THAILAND’S notorious Tiger Temple will lose all 137 of its remaining big cats as officials set about relocating them, a move celebrated by animal rights groups and campaigners who have been vying for the animals’ removal for years.
Over a thousand officials are expected to enter the temple premises on Monday and have issued strict warnings against anyone who attempts to obstruct them from taking the animals.
According to the Bangkok Post, Department of National Parks, Wildlife and Plant Conservation deputy director-general, Adisorn Nuchdumrong, said they would be sending in teams to collect and take the felines to Pa Khao Son and Khao Prathap Chang wildlife breeding centers in Ratchaburi.
He urged the monks and disciples who run the temple to cooperate with officials or risk having legal action taken against them.
“If there is a fight or obstruction of authorities performing their duty, the department will sue everyone because officials have to do their job and [the temple] has been notified in advance,” said Nuchdumrong.
The Tiger Temple is widely regarded as one of Southeast Asia’s most controversial tourist attractions, and aggressively opposes any scrutiny. Last year, armed officials conducted a raid on the temple that was hindered by monks and locals who blocked their path.

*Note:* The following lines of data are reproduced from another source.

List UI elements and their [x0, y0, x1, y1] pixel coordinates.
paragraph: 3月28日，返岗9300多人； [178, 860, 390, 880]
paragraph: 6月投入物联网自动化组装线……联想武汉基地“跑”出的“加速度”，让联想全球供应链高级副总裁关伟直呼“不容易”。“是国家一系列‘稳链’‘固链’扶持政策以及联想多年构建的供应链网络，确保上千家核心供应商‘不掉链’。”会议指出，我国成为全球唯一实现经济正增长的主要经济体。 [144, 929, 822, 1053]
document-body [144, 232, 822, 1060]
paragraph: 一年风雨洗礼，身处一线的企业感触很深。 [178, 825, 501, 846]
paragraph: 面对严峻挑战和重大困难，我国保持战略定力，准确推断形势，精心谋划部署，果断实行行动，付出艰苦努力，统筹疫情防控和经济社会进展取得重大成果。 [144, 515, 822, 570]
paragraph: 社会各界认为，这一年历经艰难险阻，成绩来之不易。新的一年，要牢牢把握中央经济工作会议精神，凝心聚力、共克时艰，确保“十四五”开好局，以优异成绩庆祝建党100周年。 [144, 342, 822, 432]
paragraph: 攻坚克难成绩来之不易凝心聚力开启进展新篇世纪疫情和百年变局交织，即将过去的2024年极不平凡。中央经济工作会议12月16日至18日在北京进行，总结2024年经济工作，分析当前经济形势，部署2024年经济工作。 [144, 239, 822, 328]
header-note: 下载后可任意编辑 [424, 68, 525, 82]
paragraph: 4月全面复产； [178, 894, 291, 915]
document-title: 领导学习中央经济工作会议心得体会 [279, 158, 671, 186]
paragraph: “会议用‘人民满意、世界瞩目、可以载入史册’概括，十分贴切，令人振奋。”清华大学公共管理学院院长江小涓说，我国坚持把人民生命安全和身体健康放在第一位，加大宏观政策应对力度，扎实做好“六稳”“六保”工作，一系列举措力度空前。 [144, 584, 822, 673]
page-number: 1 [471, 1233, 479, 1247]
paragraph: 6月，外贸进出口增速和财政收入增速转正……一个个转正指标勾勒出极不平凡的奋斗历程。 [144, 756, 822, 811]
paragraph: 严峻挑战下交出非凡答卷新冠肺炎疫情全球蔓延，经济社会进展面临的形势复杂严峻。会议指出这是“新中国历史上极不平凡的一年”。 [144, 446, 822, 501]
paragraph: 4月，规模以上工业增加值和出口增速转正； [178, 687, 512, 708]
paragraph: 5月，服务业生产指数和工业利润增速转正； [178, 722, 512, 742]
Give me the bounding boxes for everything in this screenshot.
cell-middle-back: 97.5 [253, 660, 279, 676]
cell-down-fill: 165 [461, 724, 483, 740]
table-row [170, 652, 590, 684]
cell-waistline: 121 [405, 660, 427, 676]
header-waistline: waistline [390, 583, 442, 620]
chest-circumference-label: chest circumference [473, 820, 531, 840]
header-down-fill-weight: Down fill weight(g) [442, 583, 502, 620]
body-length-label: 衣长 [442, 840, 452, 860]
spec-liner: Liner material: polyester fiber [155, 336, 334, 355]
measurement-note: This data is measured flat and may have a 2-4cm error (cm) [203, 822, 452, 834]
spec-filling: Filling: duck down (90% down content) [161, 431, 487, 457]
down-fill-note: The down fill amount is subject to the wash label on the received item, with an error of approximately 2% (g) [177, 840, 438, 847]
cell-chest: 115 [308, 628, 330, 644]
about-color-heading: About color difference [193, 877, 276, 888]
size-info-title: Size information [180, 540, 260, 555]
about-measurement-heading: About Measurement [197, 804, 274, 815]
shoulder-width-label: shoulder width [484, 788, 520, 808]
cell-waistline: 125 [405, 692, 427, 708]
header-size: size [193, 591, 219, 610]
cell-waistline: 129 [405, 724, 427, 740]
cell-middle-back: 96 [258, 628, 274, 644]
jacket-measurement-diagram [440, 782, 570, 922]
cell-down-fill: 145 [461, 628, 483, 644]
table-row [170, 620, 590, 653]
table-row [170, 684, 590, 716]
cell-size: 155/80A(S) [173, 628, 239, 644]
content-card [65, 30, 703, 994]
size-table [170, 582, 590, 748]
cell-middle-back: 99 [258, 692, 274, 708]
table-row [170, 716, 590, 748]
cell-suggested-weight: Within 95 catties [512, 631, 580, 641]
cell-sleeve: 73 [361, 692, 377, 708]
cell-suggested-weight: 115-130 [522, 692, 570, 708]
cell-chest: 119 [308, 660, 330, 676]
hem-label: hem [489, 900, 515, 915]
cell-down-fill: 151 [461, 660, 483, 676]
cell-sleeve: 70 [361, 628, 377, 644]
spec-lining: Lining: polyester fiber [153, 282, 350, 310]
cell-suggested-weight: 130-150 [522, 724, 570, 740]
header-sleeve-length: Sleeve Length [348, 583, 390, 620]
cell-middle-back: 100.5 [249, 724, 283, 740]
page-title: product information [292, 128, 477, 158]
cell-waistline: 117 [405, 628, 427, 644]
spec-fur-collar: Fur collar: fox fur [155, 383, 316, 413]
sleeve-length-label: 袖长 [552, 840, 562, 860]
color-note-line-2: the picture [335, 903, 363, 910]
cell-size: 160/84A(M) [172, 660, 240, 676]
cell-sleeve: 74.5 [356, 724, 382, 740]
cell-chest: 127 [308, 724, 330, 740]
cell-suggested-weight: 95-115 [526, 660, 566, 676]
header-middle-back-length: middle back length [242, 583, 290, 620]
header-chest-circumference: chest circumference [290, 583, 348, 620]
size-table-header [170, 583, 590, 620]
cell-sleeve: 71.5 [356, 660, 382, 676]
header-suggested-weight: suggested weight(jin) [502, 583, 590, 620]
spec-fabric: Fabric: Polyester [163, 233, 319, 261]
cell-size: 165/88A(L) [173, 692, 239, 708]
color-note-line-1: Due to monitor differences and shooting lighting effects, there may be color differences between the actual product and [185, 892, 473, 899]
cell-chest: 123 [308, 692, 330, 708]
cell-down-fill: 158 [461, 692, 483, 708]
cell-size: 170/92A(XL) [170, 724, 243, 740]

It has been accused of numerous offenses from illegal breeding to unfit habitat conditions, to trafficking the animals on the black market.
An expose by National Geographic in January found evidence that the temple was farming the tigers for their body parts, which are worth a fortune on the black market, and even selling the big cats to a tiger farm in Laos.
There were 147 tigers at the start of 2016, but officials relocated 10 of them after announcing the closure of the controversial temple, which has been the subject of animal rights groups’ protests for exploiting and mistreating the animals to gain profit.
Relocating the animals will take up to seven days to complete, as officials are only able to transport 20 animals a day.